Los ´´diálogos constructivos´´, ´´diálogos críticos´´ y ´´sanciones inteligentes´´ europeos acaban de obtener dos sonados reveses en Togo y Zimbabwe. Los activistas prodemocráticos tienen buenas razones para dudar de que los mismos ´´instrumentos de presión´´ logren que el régimen cubano colabore con la transición democrática.
Soren Triff
Los ´´diálogos constructivos´´, ´´diálogos críticos´´ y ´´sanciones inteligentes´´ europeos acaban de obtener dos sonados reveses en Togo y Zimbabwe. Los activistas prodemocráticos tienen buenas razones para dudar de que los mismos ´´instrumentos de presión´´ logren que el régimen cubano colabore con la transición democrática a no ser que Europa muestre su determinación a favor de la democracia en los países de Africa, Caribe y el Pacífico.
Faure Gnassingbé, hijo del recién fallecido dictador Gnassingbé Eyedema, acaba de ganar las elecciones en Togo a finales de abril. Un mes antes, el partido del dictador Robert Mugabe ganó las elecciones parlamentarias de Zimbabwe. Ambos países han sido gobernados por líderes golpistas durante la guerra fría. Europa ocupó el lugar de la Unión Soviética y adoptó este mercado internacional de segunda clase. Ambos países han aceptado partidos de oposición y cierta prensa independiente, pero a pesar de las presiones europeas, se han mantenido en el poder y ganado estas elecciones bajo fraude masivo.
El joven heredero de Togo y el viejo dictador de Zimbabwe han desafiado a la comunidad internacional. ¿Por qué? Porque vale la pena el riesgo. El enfrentamiento da resultado. Por ejemplo, la violencia en Togo en poco menos de dos semanas ya tiene 22,000 refugiados de la oposición en Benin y Gana. La hambruna en Zimbabwe amenaza a un gran por ciento de la población, pero Mugabe rechaza la ayuda humanitaria. Todos sabemos lo que pasará. Cuando noticias de hambre, enfermedades y muerte aparezcan en los periódicos occidentales, el dinero correrá a las manos de los gobernantes.
Así la Unión Europea (UE) estabiliza su moneda y satisface sus sueños imperiales mientras participa en la fábrica de muerte. El precio es caer atrapada nuevamente bajo el dilema del buen samaritano, es decir, si acepta las condiciones de los regímenes dictatoriales, sostiene a los dictadores, si no envía ayuda, la opinión pública la culpa de la catástrofe humana.
Esto ya sucedió con los derechos humanos en la década pasada. Grupos armados crearon catástrofes humanas y vivieron luego de la ayuda humanitaria internacional. Ahora Gnassingbé y Mugabe invitan a la UE a que practique la vieja realpolitik y que juegue de igual manera con la sociedad civil. La primera reacción europea de cierta crítica, pero inacción, ante los dos fraudes podría indicar que la UE está dispuesta a acomodarse a la situación.
La actitud refuerza la percepción de regímenes como el cubano sobre la desconexión entre las palabras de los líderes y sus acciones. Para el régimen de Castro es una buena noticia. Después de todo, diría el dictador, él no les da dolores de cabeza a los europeos. Tiene al pueblo hambreado científicamente y expulsa a 20,000 miembros de la clase media a Estados Unidos anualmente.
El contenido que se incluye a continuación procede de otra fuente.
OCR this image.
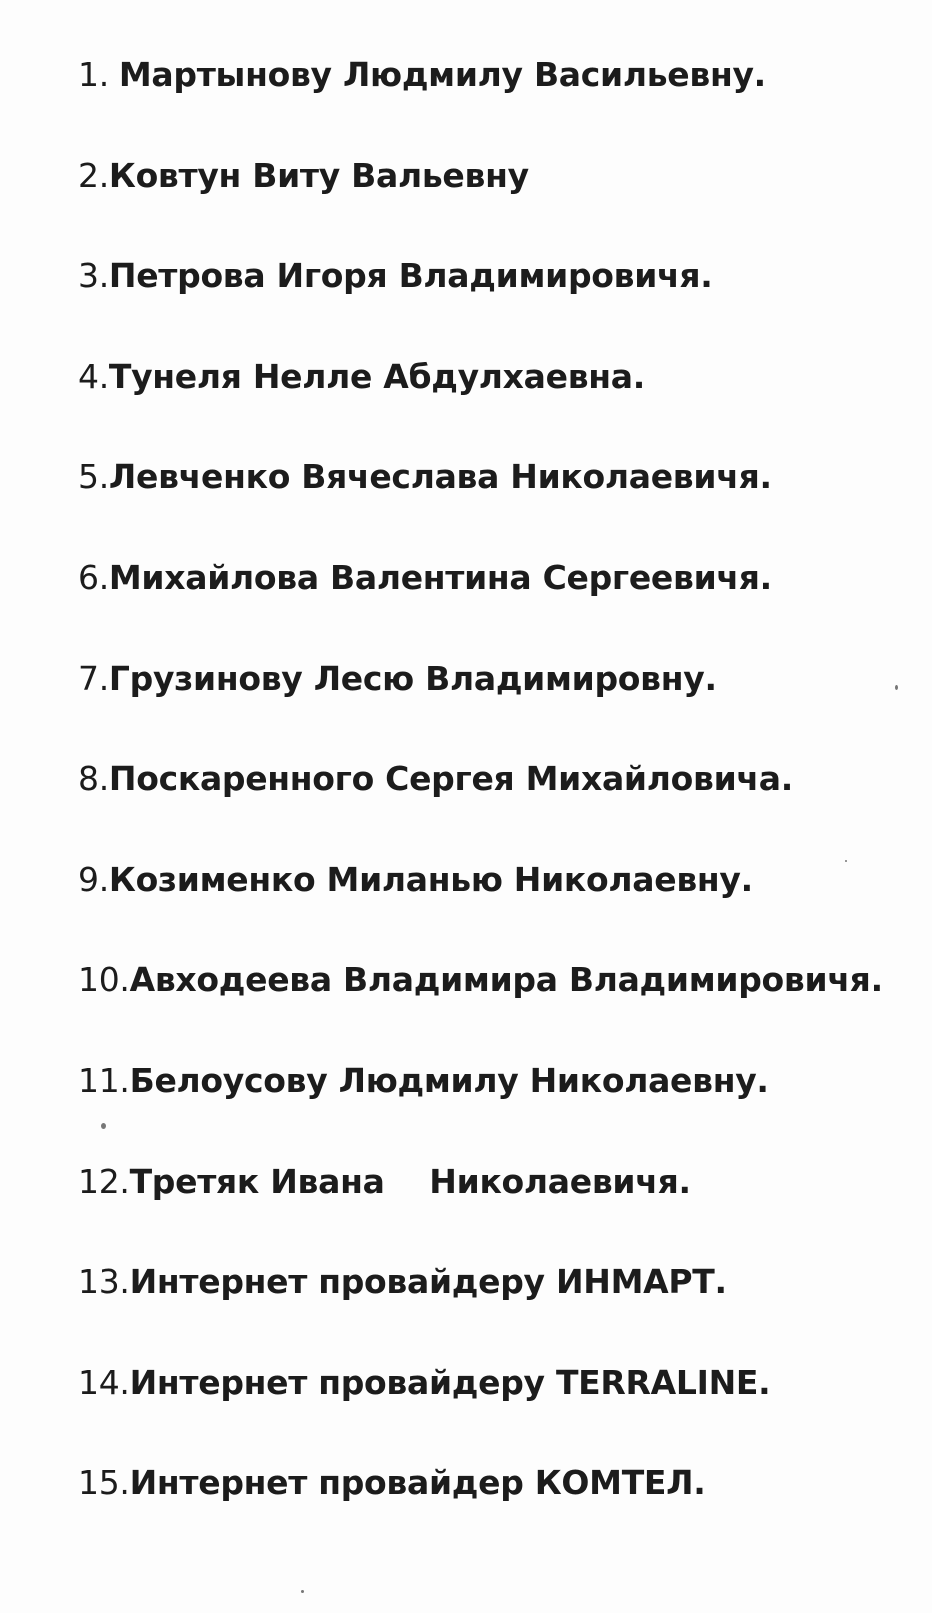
1. Мартынову Людмилу Васильевну.
2.Ковтун Виту Вальевну
3.Петрова Игоря Владимировичя.
4.Тунеля Нелле Абдулхаевна.
5.Левченко Вячеслава Николаевичя.
6.Михайлова Валентина Сергеевичя.
7.Грузинову Лесю Владимировну.
8.Поскаренного Сергея Михайловича.
9.Козименко Миланью Николаевну.
10.Авходеева Владимира Владимировичя.
11.Белоусову Людмилу Николаевну.
12.Третяк Ивана    Николаевичя.
13.Интернет провайдеру ИНМАРТ.
14.Интернет провайдеру TERRALINE.
15.Интернет провайдер КОМТЕЛ.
Pero para los seguidores forzados del régimen no habrá otra alternativa que apoyar al dictador. Para los pacíficos activistas de la sociedad civil, que sólo cuentan con el apoyo de la comunidad internacional en la construcción de un espacio público, es una señal del desprecio de Europa por las aspiraciones democráticas de otros pueblos.
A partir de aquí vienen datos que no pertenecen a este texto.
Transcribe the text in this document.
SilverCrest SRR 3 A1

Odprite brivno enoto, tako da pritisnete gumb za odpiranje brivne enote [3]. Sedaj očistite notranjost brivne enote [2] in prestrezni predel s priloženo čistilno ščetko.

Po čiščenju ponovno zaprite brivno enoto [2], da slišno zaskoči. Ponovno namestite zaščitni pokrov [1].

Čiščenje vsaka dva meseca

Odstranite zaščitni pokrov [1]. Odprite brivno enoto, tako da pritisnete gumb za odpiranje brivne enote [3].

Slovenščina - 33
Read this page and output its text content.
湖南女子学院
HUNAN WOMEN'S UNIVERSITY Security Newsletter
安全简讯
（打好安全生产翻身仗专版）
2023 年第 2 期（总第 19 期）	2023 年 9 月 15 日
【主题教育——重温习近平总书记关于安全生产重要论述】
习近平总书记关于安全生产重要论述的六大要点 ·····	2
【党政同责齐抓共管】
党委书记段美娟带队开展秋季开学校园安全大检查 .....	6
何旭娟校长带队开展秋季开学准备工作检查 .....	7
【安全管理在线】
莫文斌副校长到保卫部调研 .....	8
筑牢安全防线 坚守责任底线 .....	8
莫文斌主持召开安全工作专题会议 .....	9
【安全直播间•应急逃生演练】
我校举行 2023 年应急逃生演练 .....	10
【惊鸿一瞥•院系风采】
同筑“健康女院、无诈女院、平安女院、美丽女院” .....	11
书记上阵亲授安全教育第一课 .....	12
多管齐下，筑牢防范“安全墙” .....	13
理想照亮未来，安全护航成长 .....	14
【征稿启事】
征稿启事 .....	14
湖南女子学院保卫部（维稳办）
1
La UE debe terminar con el doble rasero que protege a estas pandillas armadas según el cual las fuerzas del régimen pueden violar leyes internacionales para maltratar a la población, pero las fuerzas internacionales no pueden intervenir para proteger a la población. Un régimen que viola leyes internacionales y crea conflictos civiles no puede luego recibir protección de leyes internacionales para evitar responder por sus acciones.